Zero-knowledge encryption means a service can store your data without ever being able to read it. The service provider has "zero knowledge" of what you've stored — they hold encrypted data but don't have the key to decrypt it.

This is fundamentally different from how most online services work. When you send a message on most platforms, the company can read it. When you store a file in most cloud services, the company can access it. Zero-knowledge encryption changes that equation entirely.

How Zero-Knowledge Encryption Works

The core idea is simple: encryption and decryption happen on your device, not on the server.

1. You create or enter data on your device (a password, a message, a file)
2. Your device encrypts the data using a key that only you have
3. The encrypted data (ciphertext) is sent to the server for storage
4. The server stores the ciphertext — it never sees the encryption key or the original data
5. When you (or your recipient) need the data, the ciphertext is downloaded and decrypted locally

The critical point: the encryption key never touches the server. The server is just a blind storage locker.

Zero-Knowledge vs. Standard Encryption

Many services advertise "encryption" but it's not zero-knowledge. Here's the difference:

Standard encryption (encryption at rest): The service encrypts your data on their servers using their own keys. This protects against external hackers, but the service itself can decrypt and read your data anytime. Think of it like a bank vault where the bank has a master key.

Zero-knowledge encryption: You encrypt the data before it reaches the server, using a key the server never sees. Even if the server is hacked, subpoenaed, or the company turns malicious, your data remains unreadable. Think of it like storing a locked safe in a warehouse — the warehouse owner doesn't have your combination.

Why Zero-Knowledge Matters

Protection from Data Breaches

When a service with standard encryption gets breached, attackers may gain access to the encryption keys along with the data. With zero-knowledge, even a complete server breach yields only useless ciphertext.

Protection from the Service Provider

Companies can be compelled by governments to hand over user data. Employees can be bribed or compromised. With zero-knowledge encryption, even if the company cooperates fully with a data request, they physically cannot provide the plaintext — they don't have it.

Protection from Insider Threats

Rogue employees, curious administrators, or compromised accounts within the service provider cannot access your data. The encryption key simply doesn't exist on their systems.

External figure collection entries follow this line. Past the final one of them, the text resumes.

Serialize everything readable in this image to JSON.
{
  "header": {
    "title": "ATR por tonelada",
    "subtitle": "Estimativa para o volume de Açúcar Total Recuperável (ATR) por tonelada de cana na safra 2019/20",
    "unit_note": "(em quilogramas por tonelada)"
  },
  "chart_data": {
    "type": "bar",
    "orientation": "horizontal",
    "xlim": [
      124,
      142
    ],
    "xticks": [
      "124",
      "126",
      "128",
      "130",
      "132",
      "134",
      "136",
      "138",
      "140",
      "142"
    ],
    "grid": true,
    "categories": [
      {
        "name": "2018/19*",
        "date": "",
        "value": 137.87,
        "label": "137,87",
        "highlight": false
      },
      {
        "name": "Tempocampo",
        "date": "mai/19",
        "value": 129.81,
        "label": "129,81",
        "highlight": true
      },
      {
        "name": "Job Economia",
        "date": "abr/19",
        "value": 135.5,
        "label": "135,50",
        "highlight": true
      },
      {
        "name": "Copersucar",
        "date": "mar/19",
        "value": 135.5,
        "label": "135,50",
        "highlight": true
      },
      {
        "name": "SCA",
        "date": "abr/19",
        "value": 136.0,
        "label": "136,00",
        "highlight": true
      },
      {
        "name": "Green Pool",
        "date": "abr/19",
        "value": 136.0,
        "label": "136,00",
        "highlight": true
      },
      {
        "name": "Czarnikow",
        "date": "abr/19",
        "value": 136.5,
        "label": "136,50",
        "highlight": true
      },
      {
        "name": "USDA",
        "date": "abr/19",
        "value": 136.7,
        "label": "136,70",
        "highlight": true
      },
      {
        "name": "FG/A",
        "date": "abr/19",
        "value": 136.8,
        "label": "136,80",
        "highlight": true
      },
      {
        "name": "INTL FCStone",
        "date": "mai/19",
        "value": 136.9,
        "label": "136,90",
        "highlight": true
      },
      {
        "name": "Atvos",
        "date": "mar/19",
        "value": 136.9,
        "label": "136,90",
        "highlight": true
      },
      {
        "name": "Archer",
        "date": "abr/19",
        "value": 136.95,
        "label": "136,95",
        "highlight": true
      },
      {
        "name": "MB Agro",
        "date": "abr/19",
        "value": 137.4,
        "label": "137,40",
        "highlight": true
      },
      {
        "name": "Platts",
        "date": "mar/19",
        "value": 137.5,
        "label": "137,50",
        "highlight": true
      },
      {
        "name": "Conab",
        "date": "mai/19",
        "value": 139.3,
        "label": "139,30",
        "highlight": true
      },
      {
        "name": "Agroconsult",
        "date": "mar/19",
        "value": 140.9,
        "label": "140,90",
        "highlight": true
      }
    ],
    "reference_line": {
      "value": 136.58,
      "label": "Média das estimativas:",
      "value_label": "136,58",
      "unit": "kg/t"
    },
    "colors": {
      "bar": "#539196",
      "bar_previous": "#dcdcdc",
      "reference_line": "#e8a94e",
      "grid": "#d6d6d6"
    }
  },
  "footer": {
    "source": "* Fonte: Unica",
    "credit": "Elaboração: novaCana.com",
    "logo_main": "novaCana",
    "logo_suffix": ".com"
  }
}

Real-World Examples of Zero-Knowledge Encryption

• Password managers (1Password, Bitwarden) — Your vault is encrypted with your master password before syncing to the cloud
• End-to-end encrypted messaging (Signal) — Messages are encrypted on the sender's device and decrypted on the receiver's device
• Encrypted file storage (Tresorit, SpiderOak) — Files are encrypted locally before upload
• Secret sharing tools (Authly Send) — Secrets are encrypted in the browser; the key is in the URL fragment, never sent to the server

How Authly Send Uses Zero-Knowledge Encryption

When you create a secret on Authly Send, here's what happens:

1. Your browser generates a random AES-256 encryption key
2. Your secret is encrypted using this key with the Web Crypto API — in your browser
3. Only the encrypted ciphertext is sent to our server
4. The encryption key is encoded into the URL fragment (the # part of the URL), which browsers never send to servers per the HTTP specification
5. When the recipient opens the link, their browser extracts the key from the fragment and decrypts the secret locally

At no point does the Authly Send server have access to the encryption key or the plaintext. Even if our entire database were leaked, every secret would remain encrypted and unreadable. That's zero-knowledge encryption in practice.